I eschewed middle school in favor of a very small private school. There were 4 of us in the 6th-8th grade group. So I managed to avoid the trauma that is usually inflicted upon kids at this age. Instead, I was privately traumatized at home, like in the old days, before the state got involved in the public traumatization of children. Damn nanny state. Can you all even IMAGINE how fucked up I would be if I had undergone the 'smart chubby girl' torture of a public middle school? I was a walking After School Special as it was in my late teens....

Posted by: Lindsey with an 'e' at January 23, 2010 2:48 PM

I was pretty awkward looking as a kid (might have continued the trend), but didn't really get much flak for it. I mean I wore leg braces my first few years of school and wasn't the laughing stock. I think I got a good deal in the tender years.

Do you mean cold weather-wise? It's totally not here in Miami.
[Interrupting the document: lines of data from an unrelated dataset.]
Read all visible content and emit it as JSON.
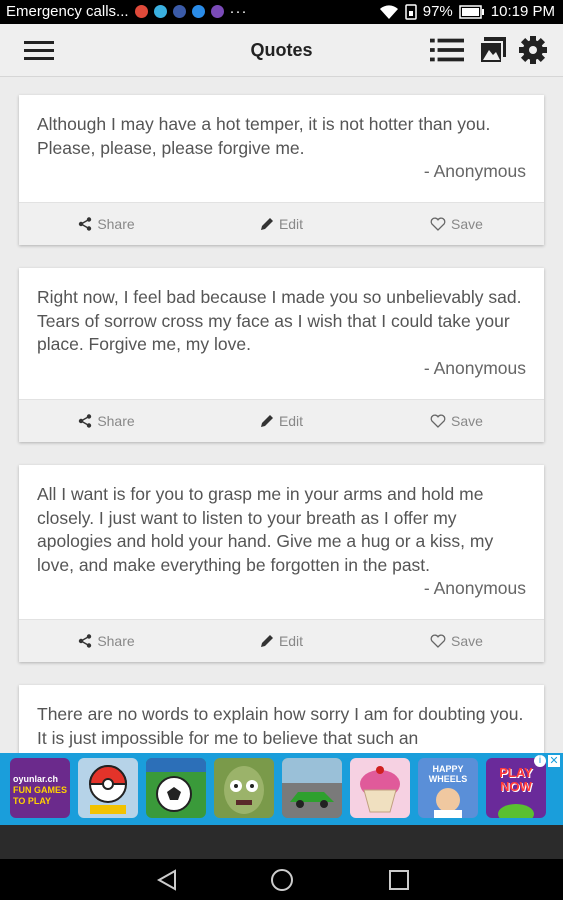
{
  "status_bar": {
    "notification_text": "Emergency calls...",
    "more_indicator": "···",
    "battery": "97%",
    "time": "10:19 PM"
  },
  "app_bar": {
    "title": "Quotes"
  },
  "actions": {
    "share": "Share",
    "edit": "Edit",
    "save": "Save"
  },
  "quotes": [
    {
      "text": "Although I may have a hot temper, it is not hotter than you. Please, please, please forgive me.",
      "author": "- Anonymous"
    },
    {
      "text": "Right now, I feel bad because I made you so unbelievably sad. Tears of sorrow cross my face as I wish that I could take your place. Forgive me, my love.",
      "author": "- Anonymous"
    },
    {
      "text": "All I want is for you to grasp me in your arms and hold me closely. I just want to listen to your breath as I offer my apologies and hold your hand. Give me a hug or a kiss, my love, and make everything be forgotten in the past.",
      "author": "- Anonymous"
    },
    {
      "text": "There are no words to explain how sorry I am for doubting you. It is just impossible for me to believe that such an",
      "author": ""
    }
  ],
  "ad": {
    "tiles": [
      {
        "label": "oyunlar.ch FUN GAMES TO PLAY",
        "color": "#6b2a8c"
      },
      {
        "label": "Pokemon",
        "color": "#d93a2b"
      },
      {
        "label": "Soccer",
        "color": "#2f8f2f"
      },
      {
        "label": "Zombies",
        "color": "#6b8f3a"
      },
      {
        "label": "Racing",
        "color": "#3a7a3a"
      },
      {
        "label": "Cupcake",
        "color": "#e07aa8"
      },
      {
        "label": "HAPPY WHEELS",
        "color": "#5a8fd8"
      },
      {
        "label": "PLAY NOW",
        "color": "#1a9edb"
      }
    ]
  },
  "colors": {
    "status_bg": "#000000",
    "appbar_bg": "#efefef",
    "content_bg": "#ececec",
    "action_bg": "#f0f0f0",
    "ad_bg": "#1a9edb"
  }
}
Humidity = angry me.

Posted by: vdo86 at January 23, 2010 3:17 PM

How can you be ostracized for being gangly or awkward looking when everyone is gangly or awkward-looking?

We must have gone to very different middle-schools. There were ostracizations galore in my middle-school. In fact, the only time I ever really felt someone was trying to ostracize me was in middle-school.

Posted by: Forbiddendonut at January 23, 2010 3:35 PM

It's actually insanly hot over here. Remember Pajiba has a wide variety of readers from all parts of the globe. Dumbass.

Posted by: Britney Spears at January 23, 2010 4:00 PM

Fuck, I'm still posting as Britney!

Posted by: Bizarro Sofía at January 23, 2010 4:00 PM

Eh, it doesn't look nearly as horrible as some other kids movies made for that age group. Or maybe I'm just telling myself that because I know I'm going to have to see it.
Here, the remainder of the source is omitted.